The title of this column mimics the title of a composition we publish in our business. The content of that piece has nothing to do with dust or household cleaning, but it was on my mind, so here we go.
Rabbits and bunnies; it’s summer and these critters breed and inhabit our rural yards. My husband has replanted beans thrice, now. Next, its chicken wire, I guess.
Today, as I write this, it’s a welcome sunny day, after a long stretch of rain, clouds, and darkness. I noticed in our kitchen, exposed to the morning sun, that dust bunnies have proliferated beyond my comprehension.
There are nooks and crannies from wall to rectangular wall in our kitchen. Maybe they aren’t technically nooks, but I’ll bet you they could be called crannies.
From a lay person’s point of view, these spaces that collect dust in our kitchen are places where cabinets don’t quite meet the wall or appliances butt up against a cabinet. It’s probably a finish carpenter’s bane. At any rate, they exist and there is just enough space for dust, cobwebs, and cat fur to collect, and my ordinary cleaning tools don’t suffice to easily eradicate them.
To some people, dust bunnies are temporary visitors. But they seem to be family pets in our house. In fact, they had taken up residence on the dust mop, no less.
Dust on the dust mop seemed unreasonably cruel to me. I almost cried, but decided to laugh instead.
I’m aware that some folks are in to cleaning in a way that I can’t fit into my list of priorities. I have friends, acquaintances, neighbors and loved-ones who keep immaculately clean homes. Kudos to you.
I keep a tidy house and I “clean it up” when messes are made. I live with a man who spills, daily. Don’t call the doctor, it’s not an illness; just an atavistic trait he seems to have inherited from his dad. But I’m used to cleaning up.
Have you ever heard someone say, “you made the mess, you clean it up?” It seems like a reasonable thing to expect. But I am the delegated rescue-person, called to the crime-scene to “clean it up.” If I don’t clean it up now, I’ll have to come back later and do it, when its effects might be worse.
Preemptive cleaning is okay. I do it to keep things orderly and hygienic, yet don’t take it so seriously as to be considered fanatical. Our house isn’t dirty, it’s lived-in.
In fact, I’m a tad uneasy around perfection. Show-homes are just that, for show. One usually doesn’t feel welcome or at home in these places. Everything is placed. Nothing is real. How do you unwind in a place that is so tightly wound?
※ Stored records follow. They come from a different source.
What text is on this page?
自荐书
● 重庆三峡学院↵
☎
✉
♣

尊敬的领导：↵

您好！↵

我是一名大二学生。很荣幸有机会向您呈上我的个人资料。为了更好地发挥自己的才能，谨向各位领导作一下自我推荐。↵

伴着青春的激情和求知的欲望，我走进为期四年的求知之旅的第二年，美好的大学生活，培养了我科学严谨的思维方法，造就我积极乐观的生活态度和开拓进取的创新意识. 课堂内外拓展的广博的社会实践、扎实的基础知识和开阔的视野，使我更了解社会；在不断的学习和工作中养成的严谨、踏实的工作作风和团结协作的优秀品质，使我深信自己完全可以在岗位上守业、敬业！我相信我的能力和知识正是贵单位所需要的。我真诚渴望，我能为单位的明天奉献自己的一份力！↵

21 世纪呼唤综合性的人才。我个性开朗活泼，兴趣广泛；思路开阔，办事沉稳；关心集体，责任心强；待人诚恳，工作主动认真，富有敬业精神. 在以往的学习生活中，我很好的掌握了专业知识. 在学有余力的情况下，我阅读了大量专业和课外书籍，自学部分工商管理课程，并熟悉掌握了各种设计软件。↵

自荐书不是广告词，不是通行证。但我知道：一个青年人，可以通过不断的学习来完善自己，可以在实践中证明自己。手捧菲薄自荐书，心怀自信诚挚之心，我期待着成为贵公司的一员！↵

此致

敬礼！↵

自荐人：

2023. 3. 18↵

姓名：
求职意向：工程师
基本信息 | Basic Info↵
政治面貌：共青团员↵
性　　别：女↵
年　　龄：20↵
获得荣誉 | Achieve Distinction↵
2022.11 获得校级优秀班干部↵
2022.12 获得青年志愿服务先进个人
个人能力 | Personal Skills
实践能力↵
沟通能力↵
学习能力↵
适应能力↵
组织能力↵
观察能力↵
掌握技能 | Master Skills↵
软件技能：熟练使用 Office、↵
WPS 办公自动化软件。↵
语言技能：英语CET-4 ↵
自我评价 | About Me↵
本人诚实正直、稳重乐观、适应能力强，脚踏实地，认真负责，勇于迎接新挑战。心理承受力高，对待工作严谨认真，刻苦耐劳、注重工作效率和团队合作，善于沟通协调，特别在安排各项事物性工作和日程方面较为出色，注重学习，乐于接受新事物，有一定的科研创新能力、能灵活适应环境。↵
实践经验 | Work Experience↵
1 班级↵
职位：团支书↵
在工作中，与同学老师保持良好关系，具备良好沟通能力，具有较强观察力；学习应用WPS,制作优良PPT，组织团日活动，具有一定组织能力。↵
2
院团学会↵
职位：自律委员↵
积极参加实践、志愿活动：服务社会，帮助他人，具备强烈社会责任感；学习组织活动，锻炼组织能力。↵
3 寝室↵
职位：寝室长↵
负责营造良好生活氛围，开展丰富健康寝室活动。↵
Have you ever been the cause of a grocery-store announcement, “clean-up in aisle 9?” I confess I have once or twice been the culprit; darn those flimsy blueberry cartons, or was it grape tomatoes?
So, I’m not always the cleaner. But somebody must clean up after us in every aspect of life. It’s as inevitable as death and taxes, as the saying goes.
To clean something up means essentially to free it from a whole bunch of unwanted stuff. We can free ourselves from dirt, soil, stains, pollution, extraneous matter, marks, roughness, defects or flaws, encumbrances or obstructions.
So, clean it up and set yourself free, my friends. If someone sets you free by cleaning it up for you, use your words and say please and thank you. They’ll appreciate it.